Using the same method, you can drop those tables at once:

  call for_each_table_value(
 'world',
 'City',
 'Name',NULL,NULL,
 'CountryCode="ITA" limit 10', 'drop table world.$I1');

show tables;
+-----------------+
| Tables_in_world |
+-----------------+
| City            |
| Country         |
| CountryLanguage |
+-----------------+

For each array item

If you have seen the documentation about the array routines, you knew that this one was coming. Executing a loop for each element of an array is a common programming need, and this was in my mind since I started planning the array routines.
The simplest case is for_each_array_item_simple, which requires an array name and a sql command. Then the routine walks through the array items, executing the SQL command for each one of them, allowing the SQL to reference the item and the counter using placeholders.
So, for instance, if your array 'colors' contains three values: 'red', 'blue', and 'white', calling

    for_each_array_item_simple('colors','select "$N","$I"')

will execute three times, printing each array item to the screen.
A more advanced routine, for_each_array_item, will take two more parameters to mark the minimum and maximum array index to use in the loop.
As you may guess, having seen the previous routines, for_each_array_item_complete will also take parameters for queries to be executed before and after the main command.

For each list item

Last, but not least, routines for treating lists are the most dynamic of them all. You know that you can execute a query for each item of an array, and you know (if you don't, see array_from_list) that you can create an array from a comma separated list. Therefore, you can execute an SQL command from a list converted into an array.
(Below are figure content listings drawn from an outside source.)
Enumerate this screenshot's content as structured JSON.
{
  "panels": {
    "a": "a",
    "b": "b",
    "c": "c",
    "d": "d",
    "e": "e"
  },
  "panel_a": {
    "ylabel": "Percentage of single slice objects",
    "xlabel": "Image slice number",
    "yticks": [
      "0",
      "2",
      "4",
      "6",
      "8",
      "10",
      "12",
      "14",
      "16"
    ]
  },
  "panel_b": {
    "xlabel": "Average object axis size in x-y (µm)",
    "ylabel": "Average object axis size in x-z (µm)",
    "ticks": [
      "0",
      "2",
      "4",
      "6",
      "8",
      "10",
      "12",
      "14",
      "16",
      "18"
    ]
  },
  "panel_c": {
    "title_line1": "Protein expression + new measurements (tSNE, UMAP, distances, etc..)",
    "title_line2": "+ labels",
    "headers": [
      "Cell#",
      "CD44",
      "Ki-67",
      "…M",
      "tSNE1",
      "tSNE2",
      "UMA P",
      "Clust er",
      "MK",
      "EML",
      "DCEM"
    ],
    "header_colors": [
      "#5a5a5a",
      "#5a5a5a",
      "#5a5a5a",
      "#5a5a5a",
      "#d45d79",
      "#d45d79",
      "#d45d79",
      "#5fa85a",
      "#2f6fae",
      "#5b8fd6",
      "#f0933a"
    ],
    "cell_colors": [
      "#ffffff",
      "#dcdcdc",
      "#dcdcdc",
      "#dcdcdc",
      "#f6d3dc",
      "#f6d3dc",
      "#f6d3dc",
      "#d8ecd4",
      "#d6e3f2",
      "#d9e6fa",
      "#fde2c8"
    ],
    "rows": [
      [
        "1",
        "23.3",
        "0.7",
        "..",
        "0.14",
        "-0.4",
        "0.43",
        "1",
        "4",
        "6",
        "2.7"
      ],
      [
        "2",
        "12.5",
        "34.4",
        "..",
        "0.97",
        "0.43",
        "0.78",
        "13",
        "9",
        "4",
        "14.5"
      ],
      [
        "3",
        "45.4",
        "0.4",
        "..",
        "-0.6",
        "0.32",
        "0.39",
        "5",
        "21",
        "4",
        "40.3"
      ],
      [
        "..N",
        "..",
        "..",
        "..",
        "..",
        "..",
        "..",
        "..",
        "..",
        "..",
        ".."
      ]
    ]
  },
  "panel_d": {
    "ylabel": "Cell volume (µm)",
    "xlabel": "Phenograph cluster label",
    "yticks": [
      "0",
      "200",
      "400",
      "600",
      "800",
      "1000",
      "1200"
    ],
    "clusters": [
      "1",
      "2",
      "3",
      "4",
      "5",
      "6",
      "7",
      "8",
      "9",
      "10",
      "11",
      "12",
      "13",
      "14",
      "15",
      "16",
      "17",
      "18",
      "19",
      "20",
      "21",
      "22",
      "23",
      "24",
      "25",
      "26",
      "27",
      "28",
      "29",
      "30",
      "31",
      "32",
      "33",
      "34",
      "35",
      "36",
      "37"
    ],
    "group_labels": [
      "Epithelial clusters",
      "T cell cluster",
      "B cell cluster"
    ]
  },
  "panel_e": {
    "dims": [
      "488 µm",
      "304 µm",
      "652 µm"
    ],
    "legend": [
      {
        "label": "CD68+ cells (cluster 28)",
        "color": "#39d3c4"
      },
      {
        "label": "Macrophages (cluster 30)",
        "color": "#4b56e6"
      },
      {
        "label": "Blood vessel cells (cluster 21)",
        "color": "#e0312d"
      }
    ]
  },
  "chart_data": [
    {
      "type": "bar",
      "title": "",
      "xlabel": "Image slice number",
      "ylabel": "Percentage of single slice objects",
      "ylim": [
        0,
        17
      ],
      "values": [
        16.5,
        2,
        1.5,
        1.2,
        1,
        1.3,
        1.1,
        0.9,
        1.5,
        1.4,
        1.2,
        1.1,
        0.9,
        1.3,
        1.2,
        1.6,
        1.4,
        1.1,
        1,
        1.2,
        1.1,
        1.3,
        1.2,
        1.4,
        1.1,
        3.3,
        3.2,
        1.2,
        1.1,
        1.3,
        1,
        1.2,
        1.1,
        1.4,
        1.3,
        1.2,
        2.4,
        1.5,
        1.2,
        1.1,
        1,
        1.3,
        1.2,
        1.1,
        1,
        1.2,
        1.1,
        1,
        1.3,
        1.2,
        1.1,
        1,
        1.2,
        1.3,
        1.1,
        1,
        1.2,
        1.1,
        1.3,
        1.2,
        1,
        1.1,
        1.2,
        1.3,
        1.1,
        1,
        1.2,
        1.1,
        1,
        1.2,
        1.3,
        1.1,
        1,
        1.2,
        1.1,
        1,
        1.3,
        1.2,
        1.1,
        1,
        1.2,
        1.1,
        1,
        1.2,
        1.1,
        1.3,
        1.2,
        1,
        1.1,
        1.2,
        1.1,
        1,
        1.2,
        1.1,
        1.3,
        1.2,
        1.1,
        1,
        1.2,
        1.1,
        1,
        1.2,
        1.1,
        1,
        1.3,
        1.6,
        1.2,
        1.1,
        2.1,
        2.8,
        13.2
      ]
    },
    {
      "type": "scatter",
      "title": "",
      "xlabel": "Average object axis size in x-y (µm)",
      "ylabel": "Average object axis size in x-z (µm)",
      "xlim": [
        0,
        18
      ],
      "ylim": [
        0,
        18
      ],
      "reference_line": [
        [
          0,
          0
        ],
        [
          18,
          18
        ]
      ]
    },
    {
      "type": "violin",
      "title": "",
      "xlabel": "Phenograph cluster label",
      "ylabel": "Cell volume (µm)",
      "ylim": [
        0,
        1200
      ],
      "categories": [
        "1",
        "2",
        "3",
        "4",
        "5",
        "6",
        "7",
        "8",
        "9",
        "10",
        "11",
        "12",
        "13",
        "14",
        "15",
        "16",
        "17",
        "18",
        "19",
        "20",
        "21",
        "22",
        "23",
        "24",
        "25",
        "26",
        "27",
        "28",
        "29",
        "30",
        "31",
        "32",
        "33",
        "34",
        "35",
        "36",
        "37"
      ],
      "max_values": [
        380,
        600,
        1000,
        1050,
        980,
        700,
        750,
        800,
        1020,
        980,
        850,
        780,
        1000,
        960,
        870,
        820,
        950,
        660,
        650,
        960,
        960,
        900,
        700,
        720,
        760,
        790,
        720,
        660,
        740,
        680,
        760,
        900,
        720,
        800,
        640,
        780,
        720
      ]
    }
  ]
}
Rather than forcing the user to write

    call for_each_array_item(
     array_from_list('red,blue,white','colors'),'select "$N","$I"' );

there is a routine for_each_list_item that does just that behind the scenes.

    call for_each_list_item('red,blue,white', 'select "$N","$I"' );

which does the same thing, with less effort.
As usual, there is also a for_each_list_item_complete to do additional wonders, as the reference guide will tell you.